Vietnamese Shrimp & Pork Crepe with Bean Sprouts – Banh Xeo or Banh Khoai
Banh Xeo is a Vietnamese crepe traditionally filled with shrimp, pork, and bean sprouts. It is a very good dish but can be a bit challenging to make if you haven’t cooked crepes before. But just like everything else it takes practice. I first saw this savory crepe while watching a travel show filmed on the streets of Vietnam. What I thought was really cool is the name of the crepe, banh, meaning cake, and xeo which describes the sizzle sizzle sound of the crepe cooking in the wok. Banh xeo is best enjoyed fresh and with a few herbs and lettuce dipped in nuoc cham.
Ingredients for Crepe Batter (you have a few options here):
Banh Xeo Crepe mix (can be found at your local Asian market)
1 ¼ cup rice flour
1 ¼ cup soda mineral water
¼ tsp salt
1 tsp sugar
½ tsp ground turmeric
1 Tbsp oil
Ingredients for Filling:
½ lb raw medium shrimp (you can always add more if you are leaving out the pork)
½ lb pork chop (thinly sliced)
1 bag of bean sprouts (about 2 cups)
1 bunch of scallions (diced)
1 cup mushrooms (you can pick your favorite or stick to something a bit more traditional like straw mushrooms)
2 Tbsp nuoc mam (Vietnamese fish sauce)
Pinch of ground black pepper
Ingredients for Dipping Sauce:
¼ cup nuoc mam (Vietnamese fish sauce)
¼ cup sugar
Lime juice (to taste)
Hot sauce or hot peppers (finely chopped, to taste – optional)
For this recipe, just leave out the shrimp and pork. You can add tofu or some kind of mock meat such as pork or shrimp. I would also suggest adding a veggie or two such as green beans (which I have used when making this recipe for my sister, who loves them).
Lettuce leaves (mix it up)
Wok or heavy non-stick skillet
Large mixing bowl
Mix the ingredients for the batter in a large bowl and let it sit for about 10 minutes.
Clean the shrimp (peeling and deveining), cut in half and set aside in a bowl. Remove the fat from the pork and thinly slice into strips. Clean and dice the scallions. Mix the shrimp, pork, and scallions in a bowl with the fish sauce and ground black pepper to marinate for a few minutes.
In the meantime, clean the mushrooms with a damp cloth and cut into slices.
For the filling, there are 2 ways that it is done. One way where the raw meat and veggies are put directly into the crepe as it cooks. The other way which I think is better for making sure that the meat is cooked through, is to sautéed the pork and shrimp before you begin making the crepes.
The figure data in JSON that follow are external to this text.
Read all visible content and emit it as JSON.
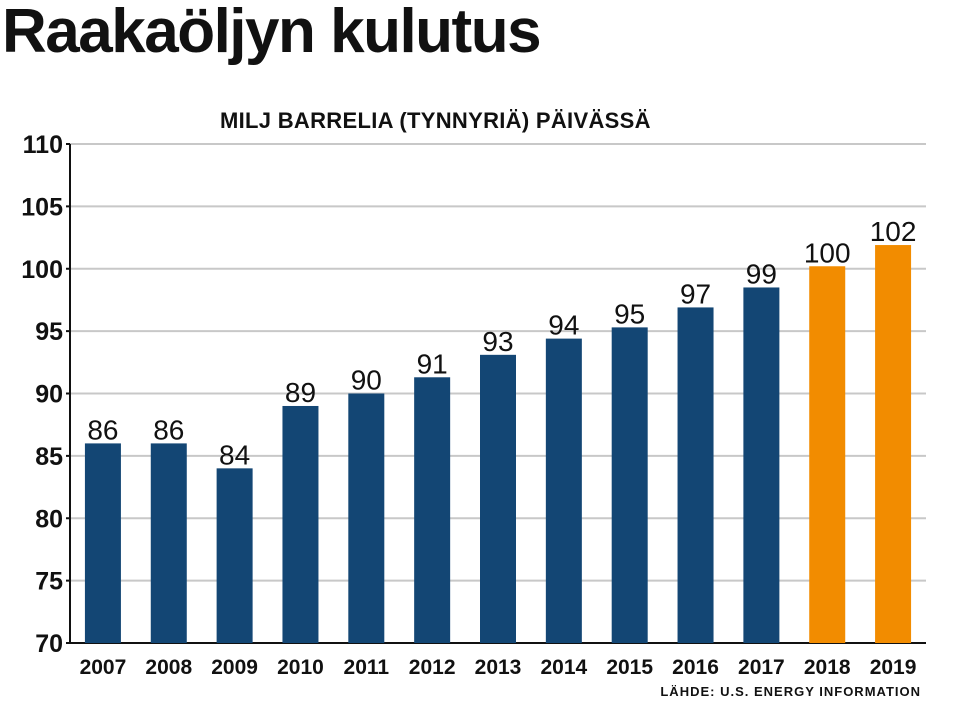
{
  "title": "Raakaöljyn kulutus",
  "subtitle": "MILJ BARRELIA (TYNNYRIÄ) PÄIVÄSSÄ",
  "source": "LÄHDE: U.S. ENERGY INFORMATION",
  "colors": {
    "actual": "#134674",
    "forecast": "#f28c00",
    "grid": "#c8c8c8",
    "axis": "#111111"
  },
  "chart_data": {
    "type": "bar",
    "title": "Raakaöljyn kulutus",
    "subtitle": "MILJ BARRELIA (TYNNYRIÄ) PÄIVÄSSÄ",
    "xlabel": "",
    "ylabel": "",
    "ylim": [
      70,
      110
    ],
    "yticks": [
      70,
      75,
      80,
      85,
      90,
      95,
      100,
      105,
      110
    ],
    "categories": [
      "2007",
      "2008",
      "2009",
      "2010",
      "2011",
      "2012",
      "2013",
      "2014",
      "2015",
      "2016",
      "2017",
      "2018",
      "2019"
    ],
    "values": [
      86,
      86,
      84,
      89,
      90,
      91.3,
      93.1,
      94.4,
      95.3,
      96.9,
      98.5,
      100.2,
      101.9
    ],
    "data_labels": [
      "86",
      "86",
      "84",
      "89",
      "90",
      "91",
      "93",
      "94",
      "95",
      "97",
      "99",
      "100",
      "102"
    ],
    "forecast_categories": [
      "2018",
      "2019"
    ],
    "grid": true,
    "legend": "none"
  }
}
After cooking the meat set aside in a bowl.
In your wok or skillet, heat about a tablespoon of oil over medium-high heat. Swirl the oil around so that the pan is completely covered. Now the goal is to get the crepe as thin and crispy as possible. Put about a half a cup of the batter into the pan. Immediately swirl the batter around so that it is evenly spread over the skillet and the layer is very thin. As the batter cooks it will making a sizzling sound and bubble slightly. Now it’s time for the filling. On one half of the crepe, put a few tablespoons of pork and a few shrimp, topped with some mushrooms and bean sprouts. Allow to cook for a few minutes until the edge of the crepe has pulled away from the pan. Now use your spatula to lift the crepe and check for a nice golden brown color. If you are happy with the color and crispiness of the crepe, fold over and place on a plate for serving.
This is definitely a recipe that needs to be made fresh. You can’t really store the crepes in the fridge because they will become soggy and much less appetizing. However, if you decide to save some, instead of reheating in the microwave, it would probably be better to fry them up again.
If you are looking for this dish in a restaurant it is not going to be the easiest thing to find. In many cases Vietnamese restaurants, will use the word crepe to describe steamed rice flour rolls with similar filling ingredients. While these are still very tasty you are not going to satisfy your craving for a crispy savory crepe.